Explain the variation of g with depth from the Earth's surface.

Let us consider a particle of mass m which is in a deep mine on the Earth. Let the depth of the mine as d. To calculate g' at a depth d, consider the following points.

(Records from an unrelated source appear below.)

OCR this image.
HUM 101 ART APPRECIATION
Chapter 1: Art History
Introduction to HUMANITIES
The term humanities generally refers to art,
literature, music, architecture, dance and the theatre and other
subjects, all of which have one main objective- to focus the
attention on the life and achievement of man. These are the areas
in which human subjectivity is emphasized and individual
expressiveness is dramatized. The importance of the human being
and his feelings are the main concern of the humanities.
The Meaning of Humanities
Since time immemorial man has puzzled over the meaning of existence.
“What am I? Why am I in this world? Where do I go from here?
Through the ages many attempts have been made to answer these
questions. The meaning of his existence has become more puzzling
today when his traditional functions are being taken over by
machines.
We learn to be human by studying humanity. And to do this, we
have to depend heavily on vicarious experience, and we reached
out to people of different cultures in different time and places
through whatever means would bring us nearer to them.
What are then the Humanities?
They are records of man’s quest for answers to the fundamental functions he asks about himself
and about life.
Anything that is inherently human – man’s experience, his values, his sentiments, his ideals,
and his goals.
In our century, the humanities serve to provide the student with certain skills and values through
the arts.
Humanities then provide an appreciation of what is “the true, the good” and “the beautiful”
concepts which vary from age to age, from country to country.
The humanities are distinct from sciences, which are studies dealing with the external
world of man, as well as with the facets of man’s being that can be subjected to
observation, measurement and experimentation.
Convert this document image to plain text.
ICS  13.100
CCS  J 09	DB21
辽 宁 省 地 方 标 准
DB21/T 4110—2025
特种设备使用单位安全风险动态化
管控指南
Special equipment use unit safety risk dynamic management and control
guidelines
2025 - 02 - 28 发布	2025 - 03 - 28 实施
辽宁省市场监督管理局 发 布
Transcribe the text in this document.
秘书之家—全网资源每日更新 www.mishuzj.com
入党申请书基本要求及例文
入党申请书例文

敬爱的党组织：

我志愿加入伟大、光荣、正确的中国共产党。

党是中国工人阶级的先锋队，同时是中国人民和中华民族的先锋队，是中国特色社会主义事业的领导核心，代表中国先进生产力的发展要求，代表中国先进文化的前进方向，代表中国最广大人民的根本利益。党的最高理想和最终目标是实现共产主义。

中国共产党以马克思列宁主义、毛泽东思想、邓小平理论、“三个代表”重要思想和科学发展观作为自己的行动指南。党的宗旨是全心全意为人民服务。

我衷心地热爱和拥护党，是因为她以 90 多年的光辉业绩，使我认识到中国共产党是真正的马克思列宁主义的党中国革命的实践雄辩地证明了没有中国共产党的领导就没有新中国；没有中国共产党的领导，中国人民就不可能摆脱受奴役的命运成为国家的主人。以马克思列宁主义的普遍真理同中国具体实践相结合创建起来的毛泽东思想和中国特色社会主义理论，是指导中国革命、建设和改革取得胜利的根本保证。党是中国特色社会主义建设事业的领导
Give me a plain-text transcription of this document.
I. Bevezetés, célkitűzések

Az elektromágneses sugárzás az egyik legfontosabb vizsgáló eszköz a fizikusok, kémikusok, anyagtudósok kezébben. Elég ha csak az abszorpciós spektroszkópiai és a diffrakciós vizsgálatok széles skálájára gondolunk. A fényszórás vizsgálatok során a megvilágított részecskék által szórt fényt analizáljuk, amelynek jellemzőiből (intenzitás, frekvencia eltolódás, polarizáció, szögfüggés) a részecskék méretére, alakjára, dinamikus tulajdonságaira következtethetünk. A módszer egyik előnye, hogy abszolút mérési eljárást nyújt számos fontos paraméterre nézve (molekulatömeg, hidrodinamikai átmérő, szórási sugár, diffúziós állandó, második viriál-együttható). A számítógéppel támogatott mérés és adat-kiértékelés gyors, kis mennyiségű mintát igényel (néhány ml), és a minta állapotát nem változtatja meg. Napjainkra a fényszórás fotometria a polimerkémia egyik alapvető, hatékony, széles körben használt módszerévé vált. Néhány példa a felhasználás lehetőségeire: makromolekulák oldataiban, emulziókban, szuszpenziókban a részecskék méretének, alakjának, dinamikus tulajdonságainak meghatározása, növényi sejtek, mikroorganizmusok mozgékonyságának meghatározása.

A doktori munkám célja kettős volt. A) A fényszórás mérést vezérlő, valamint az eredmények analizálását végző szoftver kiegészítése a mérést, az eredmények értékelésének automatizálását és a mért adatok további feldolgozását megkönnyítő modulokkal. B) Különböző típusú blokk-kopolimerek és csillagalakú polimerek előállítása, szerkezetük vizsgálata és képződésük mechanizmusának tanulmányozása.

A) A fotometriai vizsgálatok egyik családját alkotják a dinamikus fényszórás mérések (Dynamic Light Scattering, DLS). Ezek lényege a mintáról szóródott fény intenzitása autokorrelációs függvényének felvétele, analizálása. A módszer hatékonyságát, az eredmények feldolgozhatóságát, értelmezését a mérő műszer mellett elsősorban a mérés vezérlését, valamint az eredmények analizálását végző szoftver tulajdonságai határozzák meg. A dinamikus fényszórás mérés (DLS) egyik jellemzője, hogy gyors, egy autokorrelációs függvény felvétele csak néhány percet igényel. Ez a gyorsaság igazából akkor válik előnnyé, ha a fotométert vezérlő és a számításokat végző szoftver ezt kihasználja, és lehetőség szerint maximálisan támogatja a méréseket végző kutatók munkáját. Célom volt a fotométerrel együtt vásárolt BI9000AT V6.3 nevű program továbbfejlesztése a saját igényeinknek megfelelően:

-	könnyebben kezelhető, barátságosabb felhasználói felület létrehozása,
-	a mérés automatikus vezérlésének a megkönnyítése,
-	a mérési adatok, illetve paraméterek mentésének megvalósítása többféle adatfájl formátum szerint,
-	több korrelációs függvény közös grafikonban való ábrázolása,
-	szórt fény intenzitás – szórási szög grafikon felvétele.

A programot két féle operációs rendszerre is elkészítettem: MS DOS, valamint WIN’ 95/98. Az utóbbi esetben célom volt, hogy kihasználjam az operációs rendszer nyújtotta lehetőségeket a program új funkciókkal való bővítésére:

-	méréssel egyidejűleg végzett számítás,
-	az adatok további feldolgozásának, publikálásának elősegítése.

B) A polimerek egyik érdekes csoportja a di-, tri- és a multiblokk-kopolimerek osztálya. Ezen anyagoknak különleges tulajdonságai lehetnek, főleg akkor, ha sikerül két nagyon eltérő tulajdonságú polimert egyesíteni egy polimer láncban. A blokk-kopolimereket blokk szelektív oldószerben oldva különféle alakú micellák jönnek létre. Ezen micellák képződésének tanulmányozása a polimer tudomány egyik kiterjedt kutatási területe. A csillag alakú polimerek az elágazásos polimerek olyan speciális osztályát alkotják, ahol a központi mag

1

`to` refer figure no. 6.1.
The part of the Earth that is above the radius `(R_(e)-d)` do not contribute to the acceleration. The result is proved earlier and is given as
`g'=(GM')/((R_(e)-d)^(2))`
M' is the mass of the Earth of radius `(R_(e)-d)`
Assuming the density of Earth `rho` to be constant,
`rho=(M)/(V)`
Where M is the mass of the Earth and V its volume, Thus,
`rho=(M')/(V')`
`(M')/(V')=(M)/(V)andM'=(M)/(V)V'`
`M'=((M)/((4)/(3)piR_(e)^(3)))((4)/(3)pi(R_(e)-d)^(3))`
`M'=(M)/(R_(e)^(3))(R_(e)-d)^(3)`
`g'=G(M)/(R_(e)^(3))(R_(e)-d)^(3)(1)/((R_(e)-d)^(2))`
`g'=GM(R_(e)(1-(d)/(R_e)))/(R_(e)^(3))`
`g'=GM((1-(d)/(R_e)))/(R_(e)^(2))`
Thus, `g'=g(1-(d)/(R_e))`
Here also `g'ltg`. AS depth increases, g' decreases.